Jamison et al5 reported on 36 patients with back pain who participated in a trial of naproxen vs. set-dose oxycodone vs. titrated dose oxycodone with sustained release morphine sulfate for 16 weeks. Each group was then given titrated dose oxycontin with sustained release morphine sulfate for 16 weeks. At presentation, 29% were employed. Six additional patients gained employment during the study, however, it was not clear if these patients were in the opioid treated group at the time of returning to work.

Comparison of functional outcomes in chronic pain patients is difficult for several reasons including selection bias18,19 and referral bias.1 Jamison, et al20 compared employment rates between opioid using and non-opioid using chronic pain patients.
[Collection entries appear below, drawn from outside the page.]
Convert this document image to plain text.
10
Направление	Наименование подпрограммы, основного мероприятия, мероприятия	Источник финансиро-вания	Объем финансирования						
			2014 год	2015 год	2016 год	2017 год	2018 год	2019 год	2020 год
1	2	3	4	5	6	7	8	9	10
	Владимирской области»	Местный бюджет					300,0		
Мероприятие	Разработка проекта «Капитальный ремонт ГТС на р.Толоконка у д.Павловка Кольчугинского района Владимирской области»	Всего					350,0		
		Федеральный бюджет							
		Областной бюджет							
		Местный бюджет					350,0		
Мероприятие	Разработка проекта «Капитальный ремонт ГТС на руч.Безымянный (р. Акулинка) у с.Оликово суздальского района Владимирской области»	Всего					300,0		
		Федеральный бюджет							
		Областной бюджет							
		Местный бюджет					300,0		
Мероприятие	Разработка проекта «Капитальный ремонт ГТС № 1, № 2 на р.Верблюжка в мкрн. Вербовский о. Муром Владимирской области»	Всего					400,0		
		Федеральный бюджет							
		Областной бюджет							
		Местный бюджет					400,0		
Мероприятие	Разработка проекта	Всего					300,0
Significantly more of the non-opioid using patients were employed (76% vs. 48%), however, this study suffered a selection bias, with the opioid users likely suffering greater pathology.

Long term randomized trials of opioid analgesics for chronic nonmalignant pain3,5 have not shown an improvement in functional outcomes. The medication dose administered and the length of these studies may have influenced these results. Each of these studies had a maximum allowable daily dose of opioid medication. These maximum doses were less than the average dose used by patients in our study. The dose of opioid medication required for analgesia in chronic pain varies greatly among patients. Since opioid medications do not have a specific ceiling dose, perhaps a wider variation in dosing may be incorporated into future studies on functional outcomes. The longest period in these studies comparing opioid vs. non-opioid treatment is 16 weeks. Since chronic opioid treatment is for a much longer time than this, perhaps more time is required for complex functional outcome measures to be realized, such as employment and appropriate dose titration.

As hypothesized, we found no statistically significant relationship between opioid dose and employment. In this select group of patients (homemakers and retirees excluded), our findings of an overall employment rate 59% and an employment rate in low back pain patients of 72%, demonstrate that it is possible for patients on opioids in a structured chronic pain program to maintain employment.

Since many patients with chronic pain are relatively young and at prime earning potential, return to work can have a significant impact on patients’ economic and psychological well-being. Beyond that, a patient’s return to work removes him from disability, thereby decreasing the medical and economic burden to sosociety. Our patients have been able to return to a variety of vocations due to their motivation to do so and the benefits of appropriate use of various analgesics, including opioids.


When properly selected, patients with a variety of chronic painful conditions treated in a multidisciplinary fashion, can be maintained on opioids and continue to work. This includes 72 % of patients (homemakers and retirees excluded) with chronic low back pain, which has become an epidemic in our society. The opioid dose required for pain control does not appear to limit the possibility of employment.